La démarche est résolument empirique. L’autrice a construit par le bas un échantillon comprenant des centaines d’individus en croisant des sources de natures très diverses tout en circonscrivant la période (1880–1938) et le terrain (Cisleithanie puis l’Autriche à partir de 1918): archives judiciaires, archives des bureaux de l’administration du commerce (Gewerbeämter) et de la chambre d’économie de Vienne (Wirtschaftskammer). Ces sources sont croisées avec des articles de presse, des statistiques, des rapports administratifs. Deux bases de données principales sont élaborées, comprenant respectivement 341 individus dans celle fondée sur les archives judiciaires et 184 individus dans celle fondée sur les archives du commerce. L’extrême diversité des cas (selon les critères de sexe, d’âge, de situation familiale, de formation, de métier, de politisation, etc.) est soumise à une analyse factorielle de correspondances multiples pour dégager à chaque fois les dimensions structurantes du champ des interactions entre ces individus et l’État. Les résultats sont présentés dans deux grandes sections, qui constituent l’armature du livre. Ils sont illustrés par de nombreux graphiques, tableaux, histogrammes. Le codage des bases de données est explicité en fin d’ouvrage, après la présentation des sources montrant que de nombreux fonds d’archives régionales (des Bundesländer) et d’archives municipales (Vienne, Linz, Salzbourg, Graz, Wels) ont été exploités. La quantification permet de sortir du traitement individuel des nombreux cas.

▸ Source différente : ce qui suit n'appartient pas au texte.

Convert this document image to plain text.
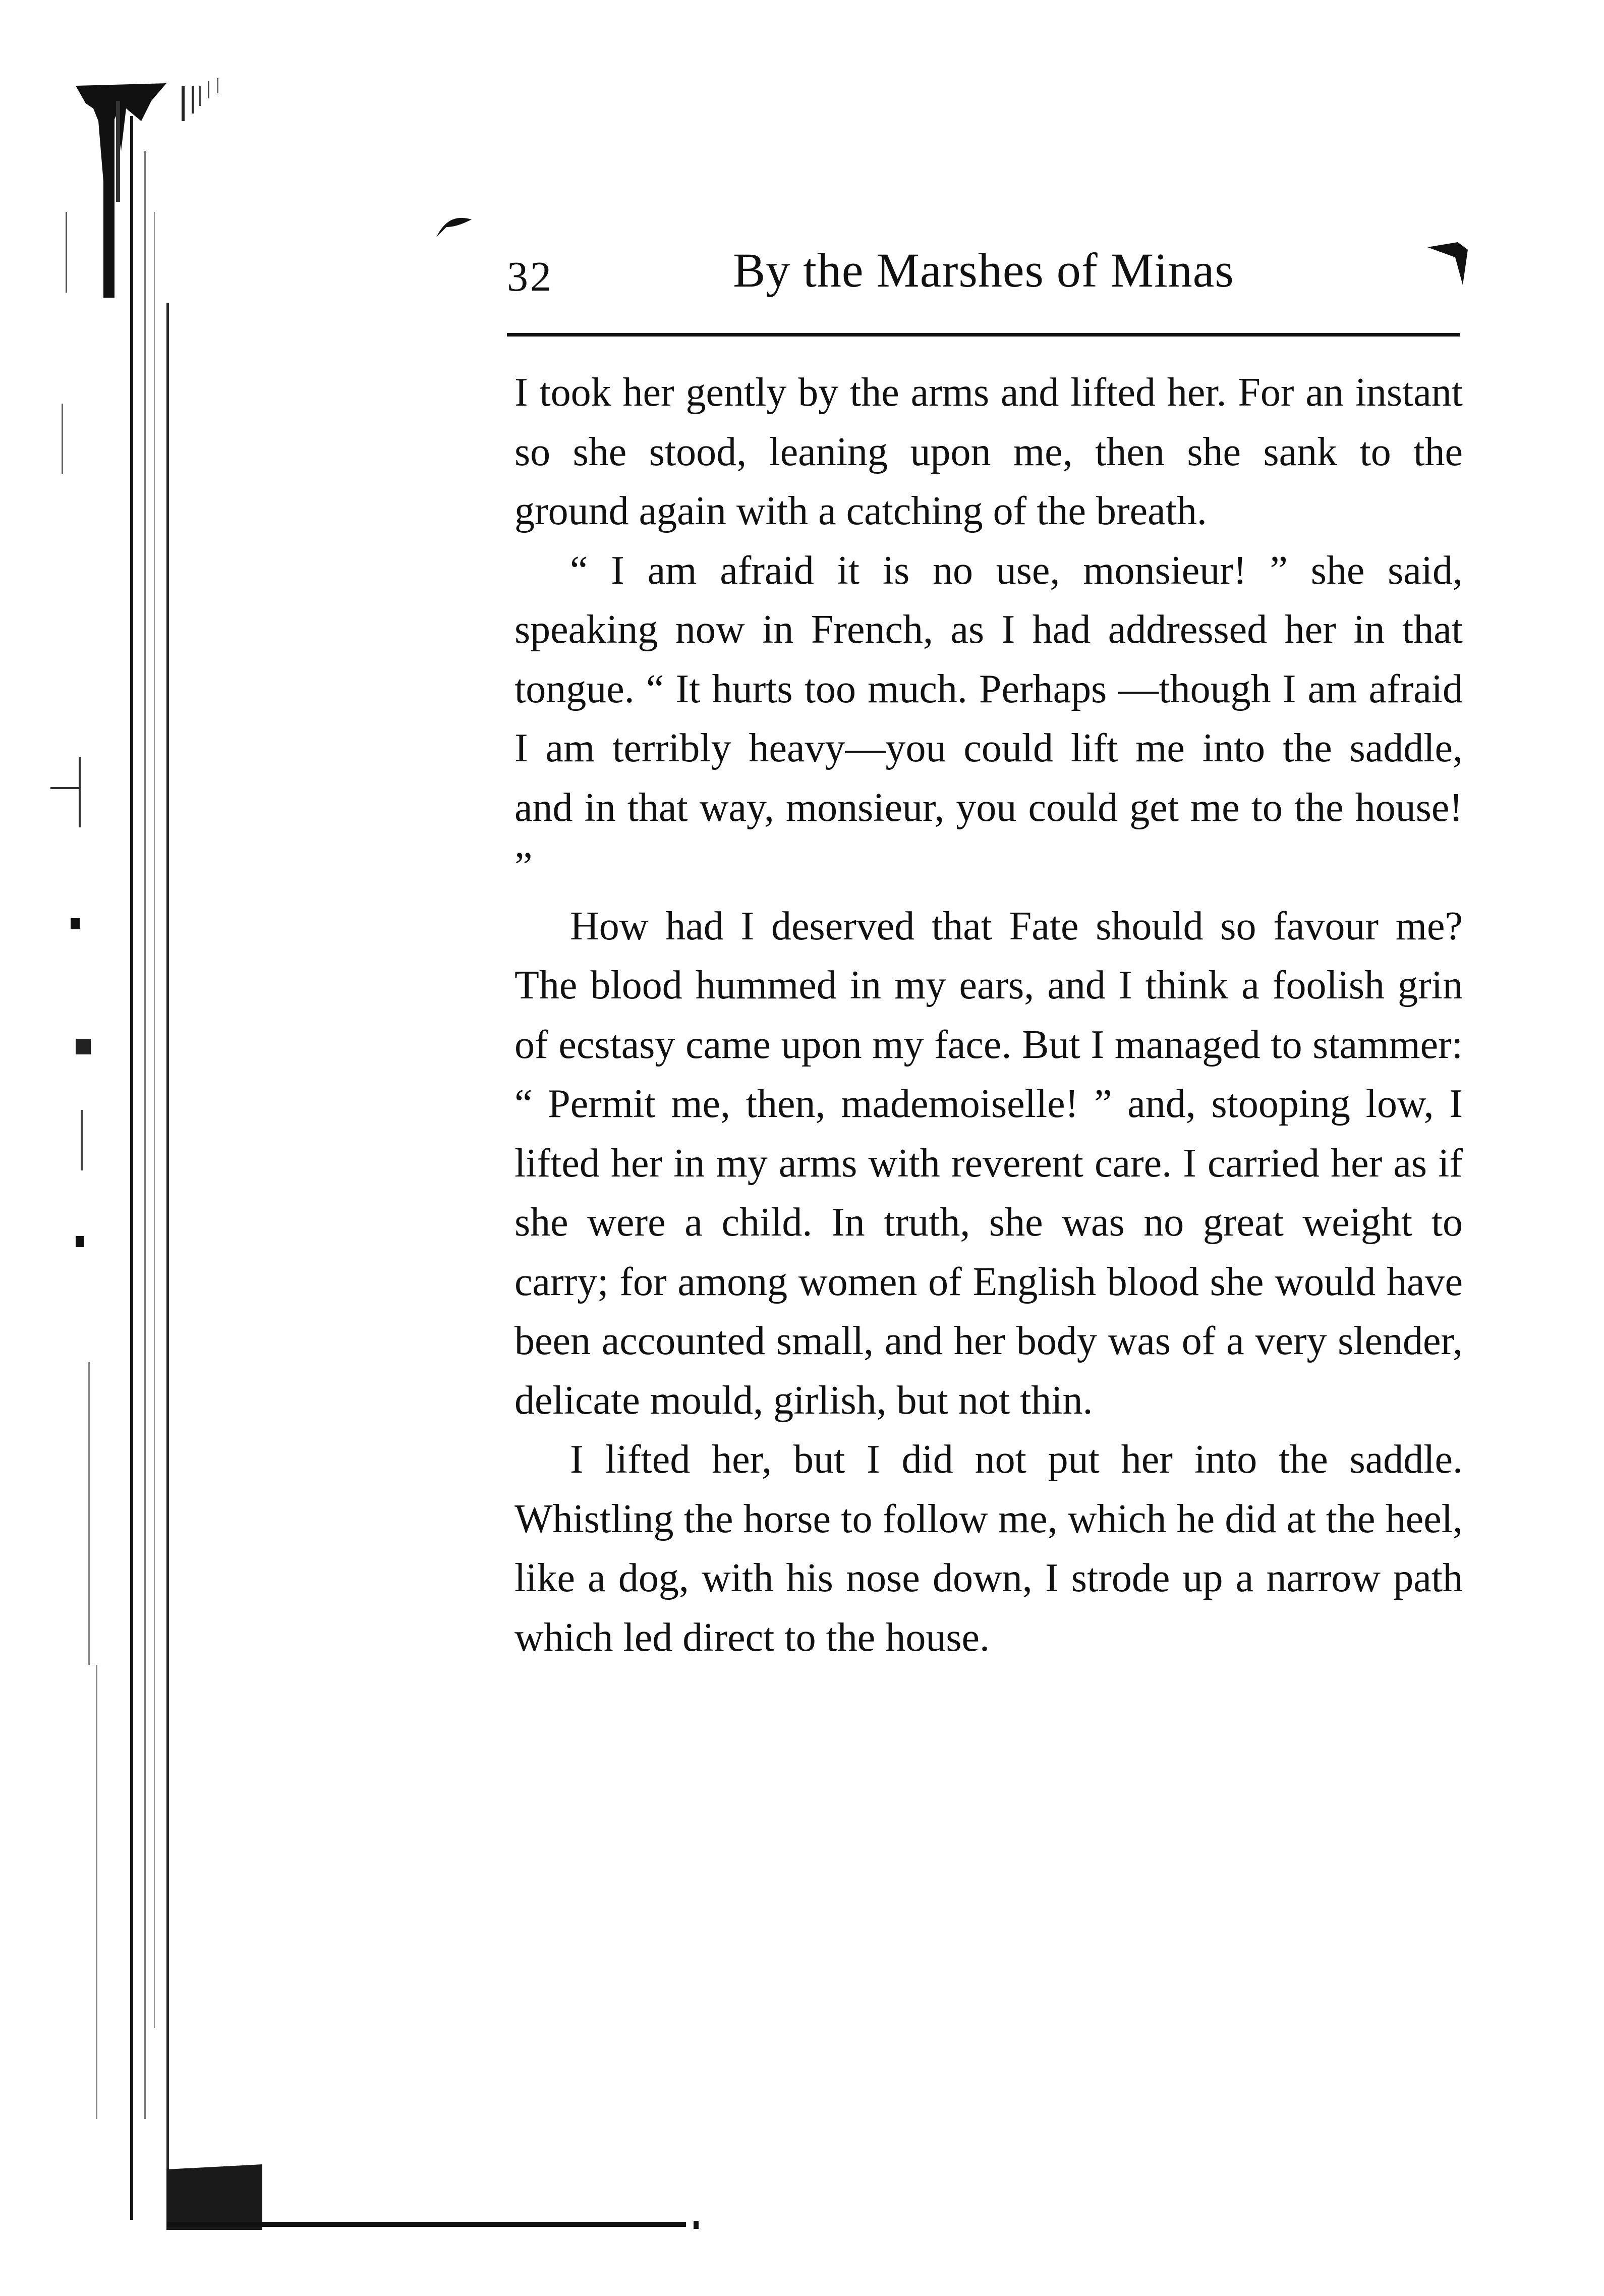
32	By the Marshes of Minas

I took her gently by the arms and lifted her. For an instant so she stood, leaning upon me, then she sank to the ground again with a catching of the breath.

“ I am afraid it is no use, monsieur! ” she said, speaking now in French, as I had addressed her in that tongue. “ It hurts too much. Perhaps —though I am afraid I am terribly heavy—you could lift me into the saddle, and in that way, monsieur, you could get me to the house! ”

How had I deserved that Fate should so favour me? The blood hummed in my ears, and I think a foolish grin of ecstasy came upon my face. But I managed to stammer: “ Permit me, then, mademoiselle! ” and, stooping low, I lifted her in my arms with reverent care. I carried her as if she were a child. In truth, she was no great weight to carry; for among women of English blood she would have been accounted small, and her body was of a very slender, delicate mould, girlish, but not thin.

I lifted her, but I did not put her into the saddle. Whistling the horse to follow me, which he did at the heel, like a dog, with his nose down, I strode up a narrow path which led direct to the house.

Les résultats sont les suivants; pour la première section, il ressort que le vagabondage, qui fait l’objet d’une loi répressive depuis 1885, et la mendicité sont des activités clairement écartées des débats sur la politique sociale et les nouvelles formes de recherche d’emploi et du chômage dans la société industrielle. Les individus accusés dans les sources judiciaires ne se voient pas reconnaître par exemple le statut de chômeurs. Il existe à partir de 1918 en Autriche des aides aux chômeurs et en 1920 une assurance chômage, mais en 1933 elle ne couvre même pas 40 % des actifs. Les institutions d’hébergement locales créées par la loi sur le vagabondage (Naturalverpflegsstationen) – les communes ont le droit d’y assigner les individus sans moyen ni activité fixe – sont alors reconverties pour l’aide aux chômeurs. L’analyse factorielle des correspondances multiples montre que la prise en charge des vagabonds et des mendiants par l’État a privilégié les mineurs et les jeunes individus d’une part, les grandes villes d’autre part. La base ne montre aucune corrélation entre vagabondage et criminalité, ce qui contredit les préjugés en vigueur à l’époque.

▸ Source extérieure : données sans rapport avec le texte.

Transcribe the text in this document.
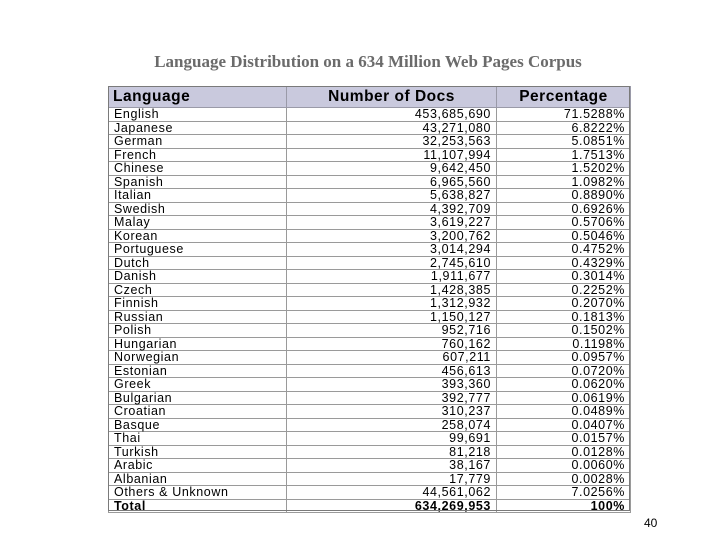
Language Distribution on a 634 Million Web Pages Corpus
Language	Number of Docs	Percentage
English	453,685,690	71.5288%
Japanese	43,271,080	6.8222%
German	32,253,563	5.0851%
French	11,107,994	1.7513%
Chinese	9,642,450	1.5202%
Spanish	6,965,560	1.0982%
Italian	5,638,827	0.8890%
Swedish	4,392,709	0.6926%
Malay	3,619,227	0.5706%
Korean	3,200,762	0.5046%
Portuguese	3,014,294	0.4752%
Dutch	2,745,610	0.4329%
Danish	1,911,677	0.3014%
Czech	1,428,385	0.2252%
Finnish	1,312,932	0.2070%
Russian	1,150,127	0.1813%
Polish	952,716	0.1502%
Hungarian	760,162	0.1198%
Norwegian	607,211	0.0957%
Estonian	456,613	0.0720%
Greek	393,360	0.0620%
Bulgarian	392,777	0.0619%
Croatian	310,237	0.0489%
Basque	258,074	0.0407%
Thai	99,691	0.0157%
Turkish	81,218	0.0128%
Arabic	38,167	0.0060%
Albanian	17,779	0.0028%
Others & Unknown	44,561,062	7.0256%
Total	634,269,953	100%
40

Pour la seconde section portant sur les métiers itinérants, l’autrice montre que la normalisation du travail salarié a entraîné des conséquences sur la différenciation et la hiérarchisation des activités indépendantes mobiles. Celles-ci sont soumises de plus en plus à une autorisation administrative. Mais alors que certains métiers itinérants ne posent pas de souci à l’administration qui saisit leur utilité sociale, comme celui de chiffonnier, d’autres sont perçus péjorativement, comme celui de colporteur, et assortis de préjugés religieux ou ethniques (ils sont associés aux Tsiganes ou aux juifs alors que la réalité sociale est bien plus diverse): les individus rencontrent alors de nombreuses difficultés à légitimer leurs activités. Ainsi, les requérants déploient beaucoup d’efforts pour obtenir des autorisations, ce qui peut étonner car celles-ci ne sont en rien promesse de prospérité. L’autrice suppose que l’obtention d’une autorisation administrative valait reconnaissance sociale et une sorte de respectabilité pour des individus précaires, car sans domicile fixe et souvent sans famille. Une agency des requérants est ainsi mise en lumière: ce ne sont pas seulement des victimes, ils tentent de défendre leurs droits et utilisent diverses ressources face à l’État.

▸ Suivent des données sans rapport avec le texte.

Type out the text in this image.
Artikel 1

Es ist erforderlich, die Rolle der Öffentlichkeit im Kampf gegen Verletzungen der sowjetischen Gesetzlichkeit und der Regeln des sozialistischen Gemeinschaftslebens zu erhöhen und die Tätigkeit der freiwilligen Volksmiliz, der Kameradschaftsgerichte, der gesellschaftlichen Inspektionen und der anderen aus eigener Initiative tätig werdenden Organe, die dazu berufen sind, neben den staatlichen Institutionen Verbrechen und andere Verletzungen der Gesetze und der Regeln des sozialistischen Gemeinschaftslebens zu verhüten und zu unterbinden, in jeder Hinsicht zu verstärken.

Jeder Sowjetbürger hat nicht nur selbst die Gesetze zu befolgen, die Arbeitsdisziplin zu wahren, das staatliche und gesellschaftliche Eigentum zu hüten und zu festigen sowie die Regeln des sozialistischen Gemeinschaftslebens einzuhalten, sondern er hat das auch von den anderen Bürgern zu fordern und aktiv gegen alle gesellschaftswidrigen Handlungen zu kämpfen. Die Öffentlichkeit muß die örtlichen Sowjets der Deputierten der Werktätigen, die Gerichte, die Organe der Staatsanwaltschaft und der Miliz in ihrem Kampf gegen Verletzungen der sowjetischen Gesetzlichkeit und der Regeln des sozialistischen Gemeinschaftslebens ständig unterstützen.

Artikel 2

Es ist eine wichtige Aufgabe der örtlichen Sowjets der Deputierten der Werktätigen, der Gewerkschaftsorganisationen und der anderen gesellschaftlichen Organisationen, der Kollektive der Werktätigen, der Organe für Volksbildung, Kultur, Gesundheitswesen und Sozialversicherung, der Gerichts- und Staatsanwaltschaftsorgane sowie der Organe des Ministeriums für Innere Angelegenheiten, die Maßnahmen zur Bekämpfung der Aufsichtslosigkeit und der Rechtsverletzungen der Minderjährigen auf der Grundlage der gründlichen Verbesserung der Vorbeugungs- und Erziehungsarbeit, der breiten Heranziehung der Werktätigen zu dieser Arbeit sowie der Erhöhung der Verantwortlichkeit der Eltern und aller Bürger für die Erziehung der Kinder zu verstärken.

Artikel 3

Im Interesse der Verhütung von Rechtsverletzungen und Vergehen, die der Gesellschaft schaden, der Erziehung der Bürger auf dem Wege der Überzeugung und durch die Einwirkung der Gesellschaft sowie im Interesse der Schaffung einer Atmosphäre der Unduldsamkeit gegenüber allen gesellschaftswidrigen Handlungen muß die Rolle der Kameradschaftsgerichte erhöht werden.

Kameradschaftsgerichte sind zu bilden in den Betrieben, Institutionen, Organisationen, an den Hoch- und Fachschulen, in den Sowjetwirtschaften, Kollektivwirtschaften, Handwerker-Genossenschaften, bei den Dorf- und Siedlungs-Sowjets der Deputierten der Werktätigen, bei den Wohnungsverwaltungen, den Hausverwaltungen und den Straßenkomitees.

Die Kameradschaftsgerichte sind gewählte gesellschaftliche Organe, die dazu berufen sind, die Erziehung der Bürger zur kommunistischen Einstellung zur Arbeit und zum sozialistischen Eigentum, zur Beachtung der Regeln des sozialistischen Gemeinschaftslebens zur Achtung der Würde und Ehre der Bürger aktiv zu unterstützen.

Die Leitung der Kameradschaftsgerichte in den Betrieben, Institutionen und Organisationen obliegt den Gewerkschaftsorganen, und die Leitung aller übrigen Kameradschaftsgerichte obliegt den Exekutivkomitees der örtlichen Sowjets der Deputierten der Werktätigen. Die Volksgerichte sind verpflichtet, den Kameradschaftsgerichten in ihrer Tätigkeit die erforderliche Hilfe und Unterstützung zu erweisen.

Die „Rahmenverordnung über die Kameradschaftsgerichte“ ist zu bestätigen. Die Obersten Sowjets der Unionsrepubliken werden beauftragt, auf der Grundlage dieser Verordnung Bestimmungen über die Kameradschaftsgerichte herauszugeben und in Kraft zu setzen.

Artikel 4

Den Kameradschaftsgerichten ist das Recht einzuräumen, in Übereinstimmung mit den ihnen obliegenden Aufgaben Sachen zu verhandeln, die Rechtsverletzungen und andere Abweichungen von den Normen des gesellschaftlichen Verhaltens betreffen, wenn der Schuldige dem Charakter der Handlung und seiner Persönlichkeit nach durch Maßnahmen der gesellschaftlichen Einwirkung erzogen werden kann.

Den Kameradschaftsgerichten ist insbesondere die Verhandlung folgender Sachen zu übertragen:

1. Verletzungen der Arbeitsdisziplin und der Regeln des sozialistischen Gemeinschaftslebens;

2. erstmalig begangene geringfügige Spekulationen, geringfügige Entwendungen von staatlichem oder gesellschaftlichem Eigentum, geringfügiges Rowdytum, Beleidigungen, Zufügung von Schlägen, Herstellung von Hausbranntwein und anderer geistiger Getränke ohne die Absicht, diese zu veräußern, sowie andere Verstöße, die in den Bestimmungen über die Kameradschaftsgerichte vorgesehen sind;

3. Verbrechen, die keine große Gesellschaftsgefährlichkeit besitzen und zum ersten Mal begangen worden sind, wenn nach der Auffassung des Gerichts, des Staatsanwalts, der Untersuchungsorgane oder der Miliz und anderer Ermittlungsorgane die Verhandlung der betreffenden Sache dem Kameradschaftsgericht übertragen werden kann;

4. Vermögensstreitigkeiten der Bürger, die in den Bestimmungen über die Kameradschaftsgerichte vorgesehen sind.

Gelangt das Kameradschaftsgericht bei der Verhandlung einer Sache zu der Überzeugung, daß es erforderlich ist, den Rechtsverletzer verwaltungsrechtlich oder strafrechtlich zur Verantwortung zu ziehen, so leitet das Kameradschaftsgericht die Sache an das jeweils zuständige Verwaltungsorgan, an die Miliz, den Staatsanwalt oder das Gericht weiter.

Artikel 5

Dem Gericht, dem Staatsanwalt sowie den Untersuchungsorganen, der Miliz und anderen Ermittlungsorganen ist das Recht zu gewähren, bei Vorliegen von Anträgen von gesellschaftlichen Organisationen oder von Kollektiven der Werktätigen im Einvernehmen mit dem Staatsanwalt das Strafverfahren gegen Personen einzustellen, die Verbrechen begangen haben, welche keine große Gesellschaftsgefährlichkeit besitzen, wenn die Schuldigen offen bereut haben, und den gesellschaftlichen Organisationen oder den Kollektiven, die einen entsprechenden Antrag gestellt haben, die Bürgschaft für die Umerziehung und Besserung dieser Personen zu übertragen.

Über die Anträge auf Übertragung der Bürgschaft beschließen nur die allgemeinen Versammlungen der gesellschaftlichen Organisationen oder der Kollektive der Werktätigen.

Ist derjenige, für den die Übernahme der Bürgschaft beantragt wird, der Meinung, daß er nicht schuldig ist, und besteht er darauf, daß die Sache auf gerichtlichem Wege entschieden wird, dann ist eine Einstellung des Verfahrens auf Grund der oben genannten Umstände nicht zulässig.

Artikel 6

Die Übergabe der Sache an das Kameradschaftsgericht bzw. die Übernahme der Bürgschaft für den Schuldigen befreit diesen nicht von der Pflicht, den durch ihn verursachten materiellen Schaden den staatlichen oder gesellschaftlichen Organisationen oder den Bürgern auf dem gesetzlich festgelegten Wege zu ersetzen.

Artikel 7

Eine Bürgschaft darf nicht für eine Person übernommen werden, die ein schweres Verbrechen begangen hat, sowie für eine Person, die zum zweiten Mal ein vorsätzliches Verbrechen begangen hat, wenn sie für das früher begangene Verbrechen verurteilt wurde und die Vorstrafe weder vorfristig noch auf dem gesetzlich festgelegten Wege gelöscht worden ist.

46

La modélisation réalisée dans cet ouvrage permet de comprendre la hiérarchisation des activités itinérantes opérée par l’administration autrichienne au cours de la période et la frontière établie entre légal/illégal. Le livre offre un bel exemple d’histoire sociale quantitative à l’heure où ce type d’histoire n’est plus très à la mode. Plusieurs bémols sont toutefois à apporter: d’abord l’étude aplanit trop la chronologie, la période est considérée comme un tout; ensuite, elle est difficilement utilisable car malgré la multitude de cas traités, peu d’exemples nominatifs sont finalement détachés et mis en valeur; enfin l’ouvrage souffre d’un manque de comparaison (avec l’Allemagne, avec la France). De plus, des sources visuelles auraient pu être exploitées, à l’instar de la photographie de couverture montrant un ramoneur en 1931.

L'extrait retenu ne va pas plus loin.